Terasa cukup untuk mengabadikan momen, kami langsung turun, kami juga menyadari kala itu jika kami harus mengejar waktu karena salah satu rekan kami pukul 14.00 WIB harus berangkat kerja. Bisa terbayang bagaimana kami turun dengan sedikit melangkah cepat namun tetap hati-hati. Ada yang unik disaat perjalanan turun, kami melihat sekumpulan binatang menyerupai kera (posturnya melebihi kera) sedang mengayun-ayun di pohon.Â
Hal tersebut membuat kami percaya, bahwa kawasan Gunung Muria masih terbilang asri, belum sepenuhnya dijamah oleh manusia untuk kepentingan duniawi.
Inilah yang harus dilestarikan bersama, tidak merusak ekosistem hutan supaya hewan yang bisa hanya dilihat di daerah gunung bisa tetap hidup dan terjaga kelestariannya. Tidak hanya hewan saja, tumbuh-tumbuhan juga, jangan asal menebang pohon sembarangan. Biarlah alam bertumbuh dan berkembang sebagaimana mestinya tanpa campur tangan manusia.Â
Tak terasa berada di penghujung kepenulisan, kesimpulan yang dapat penulis ambil dari perjalanan pendakian ini, hidup di dunia jangan bersifat sombong, angkuh, karena kita semua hanya bagian terkecil dari alam semesta ini.
Sudah sepantasnya kita senantiasa bersyukur akan nikmat-Nya, menata sikap kita untuk selalu menabur kebaikan kepada sesama, alam. Karena sejatinya kita hidup berdampingan dengan alam semesta. Dan tak kalah penting, dari pendakian ini penulis semakin yakin akan hobi baru penulis, yaitu mendaki gunung.

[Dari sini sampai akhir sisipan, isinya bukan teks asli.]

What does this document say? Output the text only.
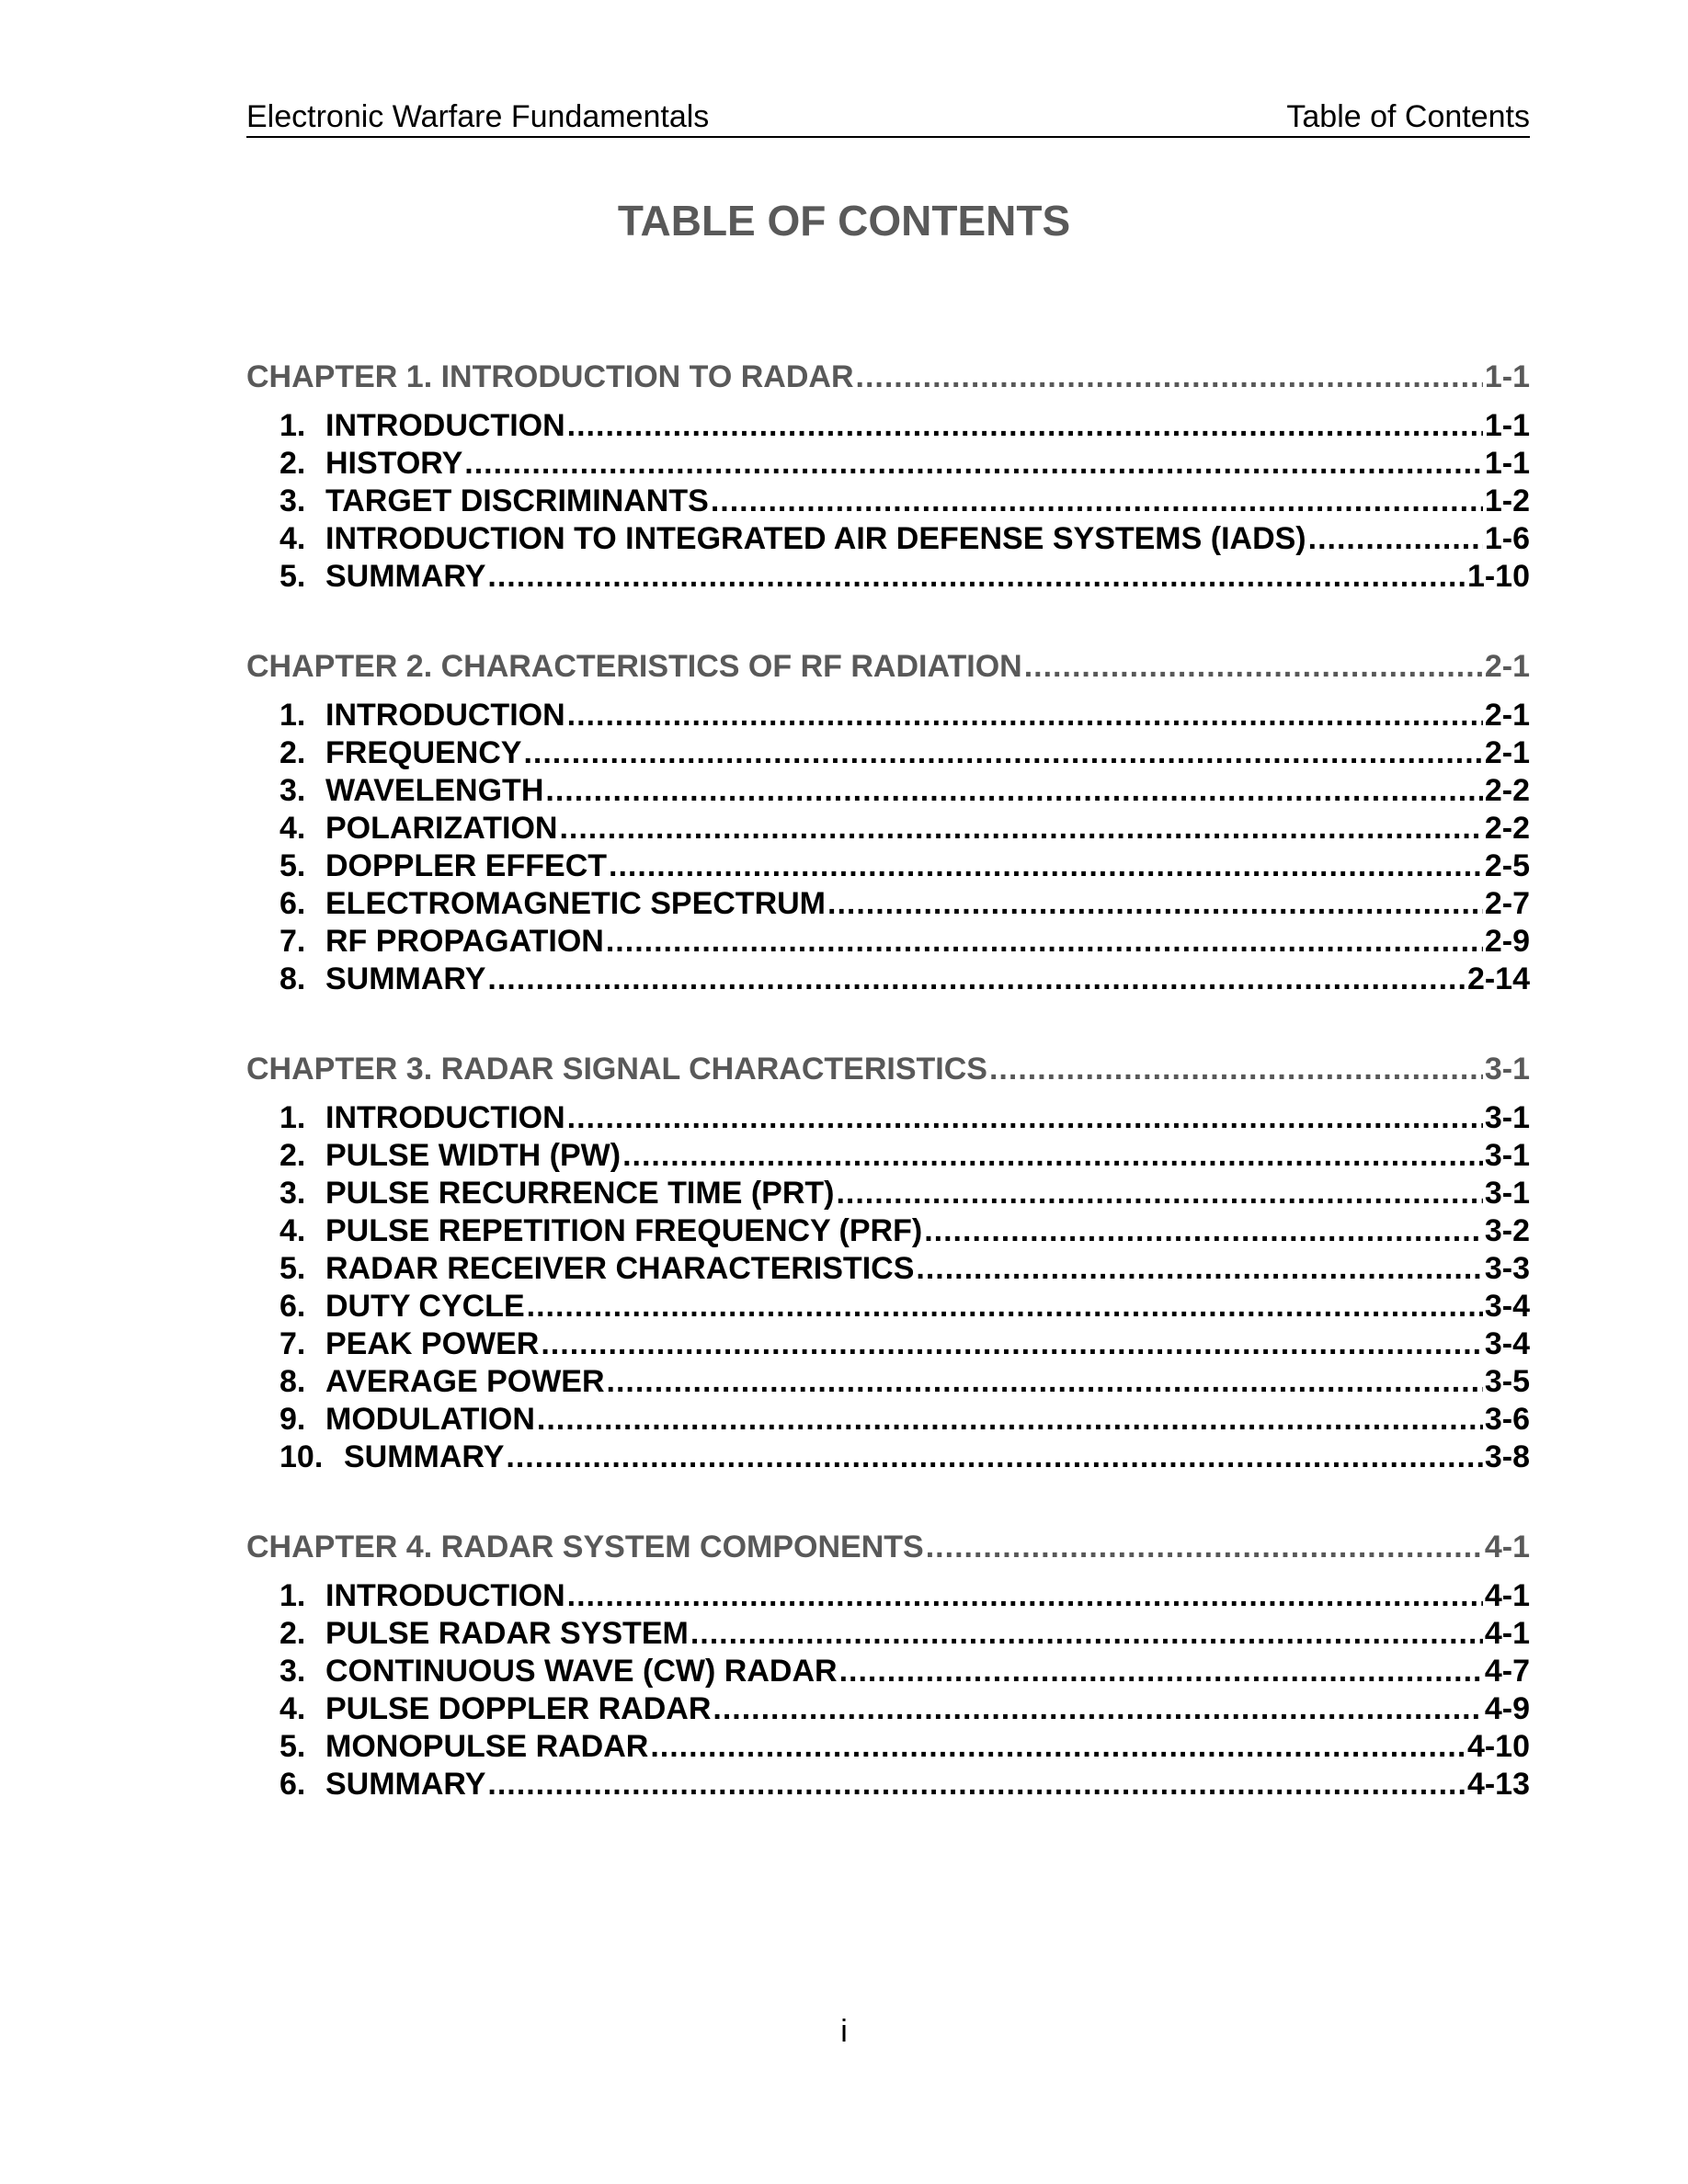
Electronic Warfare Fundamentals	Table of Contents
TABLE OF CONTENTS
CHAPTER 1. INTRODUCTION TO RADAR .....	1-1
1. INTRODUCTION .....	1-1
2. HISTORY .....	1-1
3. TARGET DISCRIMINANTS .....	1-2
4. INTRODUCTION TO INTEGRATED AIR DEFENSE SYSTEMS (IADS) .....	1-6
5. SUMMARY .....	1-10
CHAPTER 2. CHARACTERISTICS OF RF RADIATION .....	2-1
1. INTRODUCTION .....	2-1
2. FREQUENCY .....	2-1
3. WAVELENGTH .....	2-2
4. POLARIZATION .....	2-2
5. DOPPLER EFFECT .....	2-5
6. ELECTROMAGNETIC SPECTRUM .....	2-7
7. RF PROPAGATION .....	2-9
8. SUMMARY .....	2-14
CHAPTER 3. RADAR SIGNAL CHARACTERISTICS .....	3-1
1. INTRODUCTION .....	3-1
2. PULSE WIDTH (PW) .....	3-1
3. PULSE RECURRENCE TIME (PRT) .....	3-1
4. PULSE REPETITION FREQUENCY (PRF) .....	3-2
5. RADAR RECEIVER CHARACTERISTICS .....	3-3
6. DUTY CYCLE .....	3-4
7. PEAK POWER .....	3-4
8. AVERAGE POWER .....	3-5
9. MODULATION .....	3-6
10. SUMMARY .....	3-8
CHAPTER 4. RADAR SYSTEM COMPONENTS .....	4-1
1. INTRODUCTION .....	4-1
2. PULSE RADAR SYSTEM .....	4-1
3. CONTINUOUS WAVE (CW) RADAR .....	4-7
4. PULSE DOPPLER RADAR .....	4-9
5. MONOPULSE RADAR .....	4-10
6. SUMMARY .....	4-13
i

Meskipun pada setiap perjalanan menuju puncak rasa lelah, ingin cepat turun, namun percayalah, rasa candu akan terus menghiasi hidup kalian bila sudah sampai dirumah. Maka dari itu, mendaki gunung itu mengasyikan! Salam Lestari!
Nb: Pendakian dilaksanakan bulan Desember 2019, dan dengan rasa bangga saya angkat ke bentuk penulisan di Kudus, 19 Juni 2020.